私は妊娠前、空腹時血糖値が、75mg/dl~90mg/dlの間を推移していました。しかし毎年、人間ドックを受けるたびに少しずつ上昇していました。
妊娠前に、食後の血糖値(1時間値・2時間値)を測定する機会はなかったため、その値を知る由もありません…。
「妊娠糖尿病になりやすい人の特徴」は当てはまらない!高齢出産のリスクを実感
一般的に、妊娠糖尿病になりやすい人の特徴に対して、私の特徴を当てはめてみます。
<妊娠糖尿病になりやすい人の特徴>
- 糖尿病の家族、血縁関係のある親族がいる。→×
- 肥満である。→×
- 妊娠中に体重が急増した。→×
- 35歳以上の高齢出産である。→〇
- 過去の出産で、巨大児を出産した。→×
- 尿検査で、尿糖の陽性が出ていた。→×
妊娠糖尿病と診断された私が、当てはまる項目はただ1つ。「35歳以上の高齢出産である」ということだけです。
<私の特徴>
- 糖尿病の血縁関係者はいない。
- 肥満どころか、やせ型。
- 妊娠中の体重増加分は、赤ちゃんと羊水の分だけ。
- 38歳後半の高齢出産
- 今回が初めてのお産
- 尿検査で陽性だった経験はない。
高齢出産は、自分が思うよりも、出産に影響を与えるものなのかもしれません。
高齢出産に臨むということは、もっと気を引き締めないといけないのかもしれません。
スタイル、体力、筋力、気力、健康・・・。何に自信があるのかは人によって違いますが、高齢出産である事自体、既にリスクを負っているのです。

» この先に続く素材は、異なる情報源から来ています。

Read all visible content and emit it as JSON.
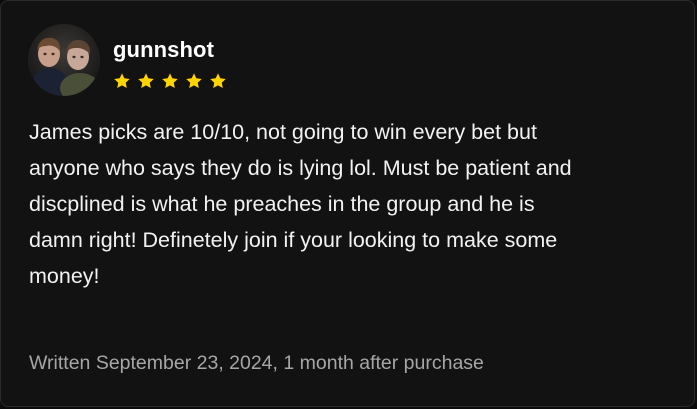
{
  "review": {
    "username": "gunnshot",
    "rating": 5,
    "rating_max": 5,
    "star_color": "#ffd400",
    "avatar_icon": "user-avatar-photo",
    "text": "James picks are 10/10, not going to win every bet but\nanyone who says they do is lying lol. Must be patient and\ndiscplined is what he preaches in the group and he is\ndamn right! Definetely join if your looking to make some\nmoney!",
    "footer": "Written September 23, 2024, 1 month after purchase"
  }
}
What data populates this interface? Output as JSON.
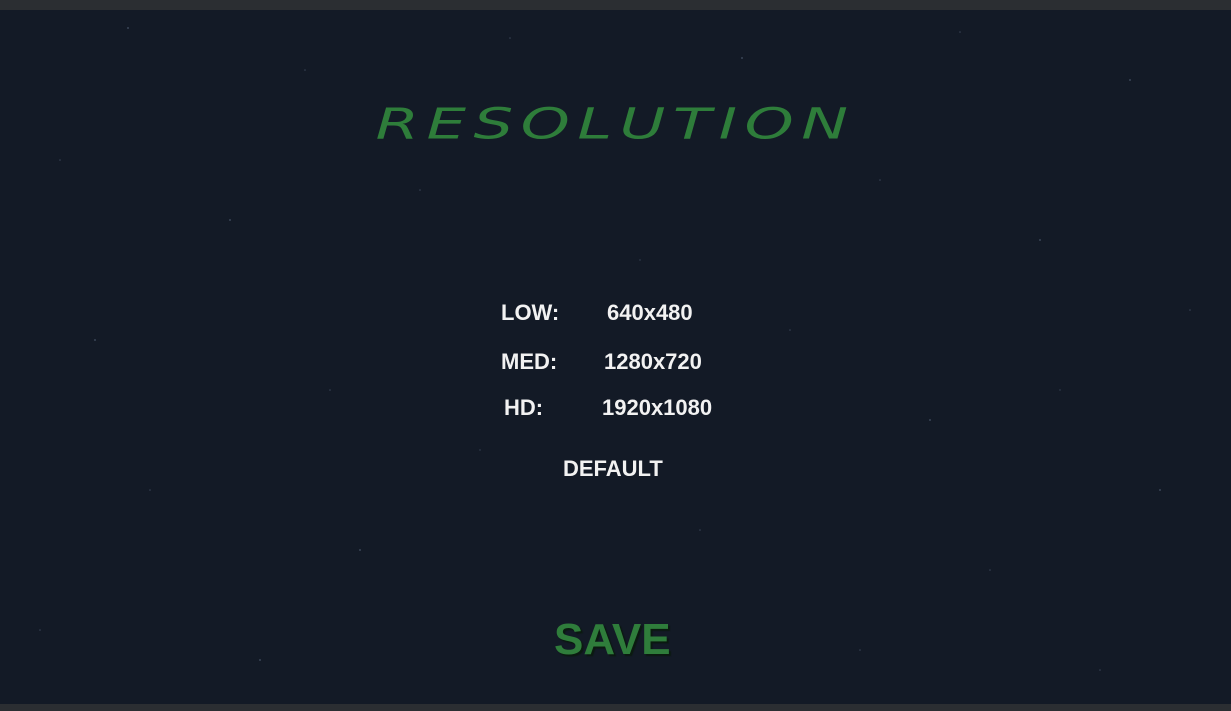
{
  "screen": {
    "title": "RESOLUTION"
  },
  "options": [
    {
      "label": "LOW:",
      "value": "640x480"
    },
    {
      "label": "MED:",
      "value": "1280x720"
    },
    {
      "label": "HD:",
      "value": "1920x1080"
    }
  ],
  "buttons": {
    "default_label": "DEFAULT",
    "save_label": "SAVE"
  },
  "colors": {
    "background": "#131a26",
    "accent_green": "#2e7d3a",
    "text": "#f2f2f2"
  }
}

積み重ねた年齢や生活習慣が、卵子や子宮に与えてしまった影響は、自分でさえ分からないのだから…。
再検査なし。この日から妊娠糖尿病の妊婦に!
75gブドウ糖負荷試験の再検査はありませんでした。
陽性判定の結果を受けて、栄養管理用の小部屋に移動し、「妊娠糖尿病管理スケジュール概要」なる用紙を渡されました。
用紙のタイトル部分に、「糖質制限用」「初期診断」と太字で書かれた文字があり、まさかの判定に気持ちの整理もできないまま、現実を突きつけられました。
管理栄養士さんに言われるがまま、「妊娠糖尿病管理スケジュール概要」用紙に、自分の妊娠週を書き込みました。
さっそく今週から始まり、このスケジュールが終了する時には、妊娠34週を迎えて出産間近なんだなぁ…。
私は、妊娠糖尿病患者として、過ごすのか…。実感がないまま、血糖値の落とし穴に落ちた気分でした。
数日後、妊娠糖尿病と診断された妊婦さんだけが招集される「妊娠糖尿病管理に関する説明会」に参加します。